Happiness. That’s what Alexandre Castonguay, a new professor at the Faculty of Nursing Sciences at the Université de Montréal, wanted to study when he began his academic career.
Over the years, this idea has been refined to lead to health. “I thought that if I studied in a field related to health, I would contribute in some way to improving the human condition and reducing the suffering of people who live in specific conditions,” explains the professor with a bright look. .
Imbued with this conviction, he first completed a bachelor’s degree in psychology at UdeM, then a doctorate in the same discipline at the University of Quebec in Trois-Rivières (UQTR). He then became interested in the motivational factors that influence physical activity in people with type 2 diabetes.
He then carried his altruistic streak into a post-doctorate in nursing at UQTR, where he designed mobile tools to help students and women with gestational diabetes adopt and maintain a healthy lifestyle. He then obtained a position at the National Institute of Public Health in Quebec to work on cognitive health and aging from a preventive perspective.
Finally, he completed a second postdoctoral fellowship, this time with the renowned Professor Guy Paré, holder of the Connected Health Research Chair at HEC Montreal. This experience allows him to establish relationships with many renowned researchers and at the same time to use all his knowledge and areas of intervention. “Guy Paré allowed me to develop as a researcher,” he says, acknowledging the central role Mr. Paré played in his professional development.
All the pieces of his puzzle come together: his need to be useful to society, his interest in technology, and his desire to contribute to the health and well-being of the population.
On the way to digital health
Today, Alexandre Castonguay presents himself as a proud contributor to the promotion of digital health at the Faculty of Nursing at UdeM. He is interested in the role of digital technologies including telemedicine, patient portals, robotics and artificial intelligence in optimizing the quality, continuity and efficiency of healthcare.
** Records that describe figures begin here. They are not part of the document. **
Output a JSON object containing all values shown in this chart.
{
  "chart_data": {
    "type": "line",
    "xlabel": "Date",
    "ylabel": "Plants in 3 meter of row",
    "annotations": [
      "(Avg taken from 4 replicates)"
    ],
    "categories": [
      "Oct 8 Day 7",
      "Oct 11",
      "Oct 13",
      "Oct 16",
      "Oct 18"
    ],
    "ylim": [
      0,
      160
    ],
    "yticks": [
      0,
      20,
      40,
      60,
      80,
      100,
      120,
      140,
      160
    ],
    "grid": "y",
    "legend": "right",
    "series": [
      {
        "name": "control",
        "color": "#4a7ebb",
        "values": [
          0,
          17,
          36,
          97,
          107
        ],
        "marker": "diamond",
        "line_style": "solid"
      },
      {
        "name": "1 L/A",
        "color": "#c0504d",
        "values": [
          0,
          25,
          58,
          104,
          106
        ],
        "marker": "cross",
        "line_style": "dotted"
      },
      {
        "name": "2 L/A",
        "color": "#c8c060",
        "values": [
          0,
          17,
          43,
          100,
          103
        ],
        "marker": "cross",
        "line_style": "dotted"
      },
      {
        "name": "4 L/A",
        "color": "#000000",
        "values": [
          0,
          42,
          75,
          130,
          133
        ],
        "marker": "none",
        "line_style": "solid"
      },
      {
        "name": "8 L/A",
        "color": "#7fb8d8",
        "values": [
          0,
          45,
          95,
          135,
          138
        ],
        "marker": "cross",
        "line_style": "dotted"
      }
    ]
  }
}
“In addition to my interest in people’s quality of life, I hate waste. And digital tools make it possible to optimize resources. Nursing is a field in which huge profits can be made, especially in the context of an aging population and a growing need for home care. Nursing staff are encouraged to devote a lot of time and energy to travel and administrative or documentation tasks at the expense of time spent with patients,” he says.
In this context, Mr. Castonguay recalls that information technology offers several innovative solutions that have now become essential tools for managing the ordering of patients and medicines, as well as staff travel. This improves the availability and quality of care, as well as the well-being of staff whose more mechanical tasks are performed by automated systems.
“Digital health is not just important, it’s essential,” he says. The healthcare environment is already heavily influenced by information technology today and will continue to be so. It’s a dream come true to be able to prepare nursing students for this.”
Moreover, this is one of the mandates that Alexandre Castonguay has given himself in his new role as professor: to direct his commitments in research, teaching and at the faculty level to prepare the student population for the digital revolution in healthcare, but also to inspire. the next generation of nurses of today and tomorrow.